City of Powell River council upheld its previous remediation order for the former Inn at Westview building at its meeting on Thursday, May 4, after the building’s owners asked for the decision to be reconsidered.
Last month council issued an order to the property owner, Seaboard Hotels, to tear down the dilapidated building at 7050 Alberni Street, a structure council deemed a public safety hazard and nuisance. WorkSafeBC ordered the building closed last November after concerns were raised about the safety of people entering the building.
Built into council’s remediation order was the opportunity for the property owner to ask council to reconsider its decision.
According to an April 18 letter from Gowling WLG lawyer Mark Youden, Seaboard’s counsel, the company is committed to working with the city, but has had challenges dealing with the building because it poses “a complex suite of issues that require further assessment prior to decision-making.”
American Investments president Jack Barr, caretaker of the former Inn at Westview building, was not able to attend the May 4 meeting, but said in an email sent the same day that his company was able to have the structural review of the building completed by the firm RJC Engineers. Barr said closure of the building by WorkSafeBC until a review could be completed “seriously hampered efforts to continue the process of remediation.”
The structural assessment report has been forwarded to Fleck Contracting, a Vancouver-based demolition company that will work with WorkSafeBC, stated Barr.
City chief administrative officer Mac Fraser told councillors at the May 4 meeting that council’s order compels Seaboard to apply for a demolition permit no later than 15 days after the order is given. Once a permit is issued, a process that could take up to a month to work through, Seaboard would then have 30 days to commence demolition. Fraser added it may have been a challenge to meet the deadline before Seaboard had its engineer asses the building.

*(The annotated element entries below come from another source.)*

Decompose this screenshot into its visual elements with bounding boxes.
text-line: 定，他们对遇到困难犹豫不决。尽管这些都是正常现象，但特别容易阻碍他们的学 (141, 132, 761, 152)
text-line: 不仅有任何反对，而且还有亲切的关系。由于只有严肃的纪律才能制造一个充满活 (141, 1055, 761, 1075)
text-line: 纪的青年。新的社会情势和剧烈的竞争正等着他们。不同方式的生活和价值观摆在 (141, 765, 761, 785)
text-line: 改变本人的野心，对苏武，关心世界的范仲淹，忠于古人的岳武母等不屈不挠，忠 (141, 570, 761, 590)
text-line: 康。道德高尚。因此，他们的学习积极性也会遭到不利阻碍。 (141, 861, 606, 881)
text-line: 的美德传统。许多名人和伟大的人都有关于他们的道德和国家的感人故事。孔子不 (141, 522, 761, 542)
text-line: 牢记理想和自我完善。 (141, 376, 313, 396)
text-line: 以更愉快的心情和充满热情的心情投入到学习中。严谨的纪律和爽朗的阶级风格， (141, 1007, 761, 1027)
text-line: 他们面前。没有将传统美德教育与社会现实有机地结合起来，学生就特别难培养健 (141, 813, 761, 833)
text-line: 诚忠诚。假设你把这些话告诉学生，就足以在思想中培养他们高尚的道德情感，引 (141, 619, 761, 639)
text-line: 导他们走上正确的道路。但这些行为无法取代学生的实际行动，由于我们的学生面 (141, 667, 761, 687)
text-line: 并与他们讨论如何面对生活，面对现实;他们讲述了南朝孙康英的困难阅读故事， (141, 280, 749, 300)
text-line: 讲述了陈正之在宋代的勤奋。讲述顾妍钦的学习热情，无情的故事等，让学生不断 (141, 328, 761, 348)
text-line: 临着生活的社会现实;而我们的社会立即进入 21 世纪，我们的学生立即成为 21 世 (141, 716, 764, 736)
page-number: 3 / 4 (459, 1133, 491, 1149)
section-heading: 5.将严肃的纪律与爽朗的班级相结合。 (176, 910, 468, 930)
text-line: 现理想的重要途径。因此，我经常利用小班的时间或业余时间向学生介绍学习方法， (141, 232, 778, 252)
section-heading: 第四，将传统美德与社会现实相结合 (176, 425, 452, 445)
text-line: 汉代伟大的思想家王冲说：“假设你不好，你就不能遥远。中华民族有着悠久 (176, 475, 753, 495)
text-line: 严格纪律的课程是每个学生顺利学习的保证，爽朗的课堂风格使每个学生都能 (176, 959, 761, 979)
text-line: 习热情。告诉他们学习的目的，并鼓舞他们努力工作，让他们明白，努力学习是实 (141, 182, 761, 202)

“This is a difficult and complex issue,” Fraser told council. “You’re now seeing the progress you’ve been wanting to see for the last year or two, maybe a decade.”
Youden said the order imposes unreasonable timelines to deal with the building and requested that council step back from the order and give Seaboard time to determine appropriate next steps after completion of the structural assessment.
Fraser said the city recognizes the complexity of the issue for the property owners and will give it some flexibility.
Councillors CaroleAnn Leishman, Russell Brewer, Rob Southcott, Karen Skadsheim and Maggie Hathaway voted in favour of upholding the original order, while mayor Dave Formosa and councillor Jim Palm voted against.
Palm told council he is encouraged to hear that Barr is making progress dealing with the building.
“I just want to make sure that when we pass the resolution we are putting forward some realistic timelines that can be met,” said Palm. “That’s my concern.”
Hathaway said she was comfortable with the order as it stands, though she might have felt differently if Barr still had been unable to have an engineer inspect the building.
“I like the motion the way it stands,” she said. “He does have the time and he’s moving it ahead as he should.”
Formosa said his worries of pushing the company too hard still exist.
“My thoughts haven’t changed much,” he said. “Council felt that nothing was happening and that we were just being played along. I take a bit of objection to that. I know that I put a lot of pressure on them that this building is coming down.”
Brewer told council he appreciates that the timelines are short, but he is encouraged by recent progress being made.
“There’s a pretty significant expectation on the part of the community for some action on this issue, so I also support the issue,” Brewer told the council. “There is some flexibility in the process to meet everyone’s needs. I’m comfortable in supporting the motion.”